Robin Bjørnholm-Jatta

Personal information
- Full name: Robin Utseth Bjørnholm-Jatta
- Date of birth: 27 January 1994 (age 31)
- Place of birth: Trondheim, Norway
- Height: 1.80 m (5 ft 11 in)
- Position(s): Left-back

Team information
- Current team: Stjørdals-Blink
- Number: 29

Youth career
- 2008–2011: Rosenborg

College career
- Years: Team / Apps / (Gls)
- 2016–2017: Coastal Carolina Chanticleers / 19 / (1)
- 2017–2018: Stony Brook Seawolves / 18 / (3)

Senior career*
- Years: Team / Apps / (Gls)
- 2011–2012: Rosenborg 3 / 14 / (5)
- 2011–2013: Rosenborg 2 / 27 / (6)
- 2013: Skjetten / 11 / (5)
- 2014: Elverum 2 / 1 / (0)
- 2014: Elverum / 10 / (0)
- 2015: KFUM 2 / 6 / (6)
- 2015–2016: KFUM / 12 / (4)
- 2018–2020: Byåsen / 36 / (5)
- 2020–: Stjørdals-Blink / 48 / (2)

International career^{‡}
- 2009: Norway U15 / 1 / (1)
- 2010: Norway U16 / 3 / (0)
- 2021–: Gambia / 1 / (1)

= Robin Bjørnholm-Jatta =

Footballer (born 1994)

	Robin Utseth Bjørnholm-Jatta (born 27 January 1994) is a professional footballer who plays as a left-back for Stjørdals-Blink.
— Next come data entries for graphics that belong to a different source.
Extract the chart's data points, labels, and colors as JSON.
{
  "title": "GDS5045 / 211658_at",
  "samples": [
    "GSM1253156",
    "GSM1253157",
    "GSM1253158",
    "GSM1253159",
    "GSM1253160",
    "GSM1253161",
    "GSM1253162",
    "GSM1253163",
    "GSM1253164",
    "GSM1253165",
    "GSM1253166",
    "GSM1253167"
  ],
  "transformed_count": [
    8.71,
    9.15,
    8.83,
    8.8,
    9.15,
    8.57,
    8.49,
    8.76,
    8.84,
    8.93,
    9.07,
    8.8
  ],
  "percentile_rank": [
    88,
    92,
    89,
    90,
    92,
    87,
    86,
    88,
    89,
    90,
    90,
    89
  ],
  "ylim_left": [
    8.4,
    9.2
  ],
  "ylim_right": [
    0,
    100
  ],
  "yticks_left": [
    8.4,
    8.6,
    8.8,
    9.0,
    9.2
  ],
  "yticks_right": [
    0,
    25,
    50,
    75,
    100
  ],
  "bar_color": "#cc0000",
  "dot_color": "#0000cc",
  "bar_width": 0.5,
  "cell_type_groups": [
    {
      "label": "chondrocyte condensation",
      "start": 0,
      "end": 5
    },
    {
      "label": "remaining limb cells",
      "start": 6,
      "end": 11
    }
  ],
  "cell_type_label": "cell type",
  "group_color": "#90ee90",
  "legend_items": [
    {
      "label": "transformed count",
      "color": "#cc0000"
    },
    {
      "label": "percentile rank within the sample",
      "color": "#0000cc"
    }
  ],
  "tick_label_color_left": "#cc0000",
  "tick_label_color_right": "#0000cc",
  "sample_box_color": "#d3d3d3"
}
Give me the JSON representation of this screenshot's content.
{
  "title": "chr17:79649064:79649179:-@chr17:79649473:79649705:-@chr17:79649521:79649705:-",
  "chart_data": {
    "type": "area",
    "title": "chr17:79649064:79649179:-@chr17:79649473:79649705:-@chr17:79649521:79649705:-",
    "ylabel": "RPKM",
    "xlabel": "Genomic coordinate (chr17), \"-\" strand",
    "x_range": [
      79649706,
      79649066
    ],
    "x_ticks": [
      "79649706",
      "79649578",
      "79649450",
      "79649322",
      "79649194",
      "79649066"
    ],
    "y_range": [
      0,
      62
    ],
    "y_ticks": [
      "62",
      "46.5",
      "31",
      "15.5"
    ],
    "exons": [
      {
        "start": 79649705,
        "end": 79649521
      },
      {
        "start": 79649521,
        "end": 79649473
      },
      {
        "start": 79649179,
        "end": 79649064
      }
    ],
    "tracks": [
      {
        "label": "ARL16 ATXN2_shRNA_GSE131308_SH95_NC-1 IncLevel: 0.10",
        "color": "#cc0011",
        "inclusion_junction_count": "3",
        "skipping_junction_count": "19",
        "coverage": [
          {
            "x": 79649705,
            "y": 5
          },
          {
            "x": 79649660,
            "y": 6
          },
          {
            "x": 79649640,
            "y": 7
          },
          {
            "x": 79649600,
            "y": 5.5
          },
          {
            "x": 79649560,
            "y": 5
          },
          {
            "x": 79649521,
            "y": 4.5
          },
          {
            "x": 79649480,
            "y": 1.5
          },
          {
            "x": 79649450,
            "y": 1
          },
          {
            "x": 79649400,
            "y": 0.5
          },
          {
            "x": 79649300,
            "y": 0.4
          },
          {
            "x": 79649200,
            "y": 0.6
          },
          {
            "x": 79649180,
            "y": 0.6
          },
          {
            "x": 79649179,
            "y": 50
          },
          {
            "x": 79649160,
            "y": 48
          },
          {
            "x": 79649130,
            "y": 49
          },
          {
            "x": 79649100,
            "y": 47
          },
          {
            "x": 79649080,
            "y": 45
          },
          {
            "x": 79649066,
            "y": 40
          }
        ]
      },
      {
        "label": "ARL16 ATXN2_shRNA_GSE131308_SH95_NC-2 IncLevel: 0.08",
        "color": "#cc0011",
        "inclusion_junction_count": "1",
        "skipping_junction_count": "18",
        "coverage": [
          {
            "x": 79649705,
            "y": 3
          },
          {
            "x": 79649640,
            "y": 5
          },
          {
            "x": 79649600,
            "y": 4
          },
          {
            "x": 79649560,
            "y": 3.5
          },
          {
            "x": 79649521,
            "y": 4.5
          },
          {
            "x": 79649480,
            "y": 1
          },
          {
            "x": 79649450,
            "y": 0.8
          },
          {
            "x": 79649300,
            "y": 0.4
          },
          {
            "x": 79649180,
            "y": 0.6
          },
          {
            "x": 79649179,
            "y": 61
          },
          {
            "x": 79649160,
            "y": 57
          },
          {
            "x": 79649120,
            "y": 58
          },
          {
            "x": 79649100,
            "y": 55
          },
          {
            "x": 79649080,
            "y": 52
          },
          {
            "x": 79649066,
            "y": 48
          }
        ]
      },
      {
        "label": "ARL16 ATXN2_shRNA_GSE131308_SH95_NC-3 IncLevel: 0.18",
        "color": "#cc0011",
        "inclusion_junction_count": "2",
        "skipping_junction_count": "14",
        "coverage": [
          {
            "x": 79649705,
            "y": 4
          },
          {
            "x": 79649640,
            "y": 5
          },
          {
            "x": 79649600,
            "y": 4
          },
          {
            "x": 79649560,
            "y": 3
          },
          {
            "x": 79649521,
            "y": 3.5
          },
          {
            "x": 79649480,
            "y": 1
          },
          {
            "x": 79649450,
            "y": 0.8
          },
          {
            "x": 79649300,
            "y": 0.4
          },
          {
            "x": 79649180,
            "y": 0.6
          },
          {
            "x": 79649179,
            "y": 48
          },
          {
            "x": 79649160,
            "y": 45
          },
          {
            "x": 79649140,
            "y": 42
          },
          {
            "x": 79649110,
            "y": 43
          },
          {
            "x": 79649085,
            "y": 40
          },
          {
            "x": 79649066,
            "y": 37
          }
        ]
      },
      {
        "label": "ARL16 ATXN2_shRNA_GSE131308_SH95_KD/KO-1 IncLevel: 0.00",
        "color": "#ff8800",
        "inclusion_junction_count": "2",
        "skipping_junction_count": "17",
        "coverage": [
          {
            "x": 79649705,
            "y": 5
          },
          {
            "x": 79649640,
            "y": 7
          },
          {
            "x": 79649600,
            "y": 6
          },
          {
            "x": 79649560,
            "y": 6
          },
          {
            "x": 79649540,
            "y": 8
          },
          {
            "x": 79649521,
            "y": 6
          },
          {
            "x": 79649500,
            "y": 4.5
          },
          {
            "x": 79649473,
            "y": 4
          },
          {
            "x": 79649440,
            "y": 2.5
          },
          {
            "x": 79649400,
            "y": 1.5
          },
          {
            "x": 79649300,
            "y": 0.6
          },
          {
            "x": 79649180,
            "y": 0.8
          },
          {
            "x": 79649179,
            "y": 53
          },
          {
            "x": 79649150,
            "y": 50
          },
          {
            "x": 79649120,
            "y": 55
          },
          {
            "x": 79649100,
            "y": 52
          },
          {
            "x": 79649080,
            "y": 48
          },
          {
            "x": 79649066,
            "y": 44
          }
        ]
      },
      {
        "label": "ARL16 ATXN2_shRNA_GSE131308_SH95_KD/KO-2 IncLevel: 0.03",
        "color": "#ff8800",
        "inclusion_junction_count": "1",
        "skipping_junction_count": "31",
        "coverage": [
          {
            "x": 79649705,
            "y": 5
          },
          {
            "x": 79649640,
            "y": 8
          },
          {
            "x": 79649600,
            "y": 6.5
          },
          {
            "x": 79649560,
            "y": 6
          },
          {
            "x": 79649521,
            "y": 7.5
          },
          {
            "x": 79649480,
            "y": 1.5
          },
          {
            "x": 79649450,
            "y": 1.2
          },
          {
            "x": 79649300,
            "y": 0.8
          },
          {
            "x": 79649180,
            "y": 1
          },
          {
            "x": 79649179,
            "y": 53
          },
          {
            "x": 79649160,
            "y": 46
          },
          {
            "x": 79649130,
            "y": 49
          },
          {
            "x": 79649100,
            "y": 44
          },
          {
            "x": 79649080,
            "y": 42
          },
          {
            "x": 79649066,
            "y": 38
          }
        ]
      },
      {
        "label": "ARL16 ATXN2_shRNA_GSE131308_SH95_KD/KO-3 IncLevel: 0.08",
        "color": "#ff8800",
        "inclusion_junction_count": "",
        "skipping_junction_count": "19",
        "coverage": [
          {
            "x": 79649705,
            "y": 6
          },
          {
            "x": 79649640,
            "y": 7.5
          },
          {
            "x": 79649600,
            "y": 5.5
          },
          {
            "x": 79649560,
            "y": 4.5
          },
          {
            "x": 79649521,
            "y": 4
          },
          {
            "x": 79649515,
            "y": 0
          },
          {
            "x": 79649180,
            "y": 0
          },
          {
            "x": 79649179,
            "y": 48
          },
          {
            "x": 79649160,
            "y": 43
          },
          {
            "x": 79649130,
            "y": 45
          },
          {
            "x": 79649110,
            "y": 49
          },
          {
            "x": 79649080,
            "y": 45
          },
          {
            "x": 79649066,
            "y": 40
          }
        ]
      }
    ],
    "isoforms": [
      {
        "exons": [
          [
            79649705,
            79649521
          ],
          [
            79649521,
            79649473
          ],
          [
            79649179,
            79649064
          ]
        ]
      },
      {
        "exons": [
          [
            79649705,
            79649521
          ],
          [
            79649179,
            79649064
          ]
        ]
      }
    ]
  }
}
Born in Norway, he plays for the Gambia national team.

==Club career==
A youth product of Rosenborg's youth academy, Bjørnholm-Jatta began his career with their reserve side. He then moved to the Norwegian semi-pro clubs Skjetten, Elverum, and KFUM before spending time in the US college system with Coastal Carolina Chanticleers and the Stony Brook Seawolves. He returned to Norway in 2018, signing with Byåsen.

==International career==
Bjørnholm-Jatta was born in Norway to a Gambian father and Norwegian mother. He was a youth international for Norway. He received his first call-up to the senior Gambia national team in October 2020. He debuted for the Gambia in a 2–0 friendly win over Niger on 6 June 2021.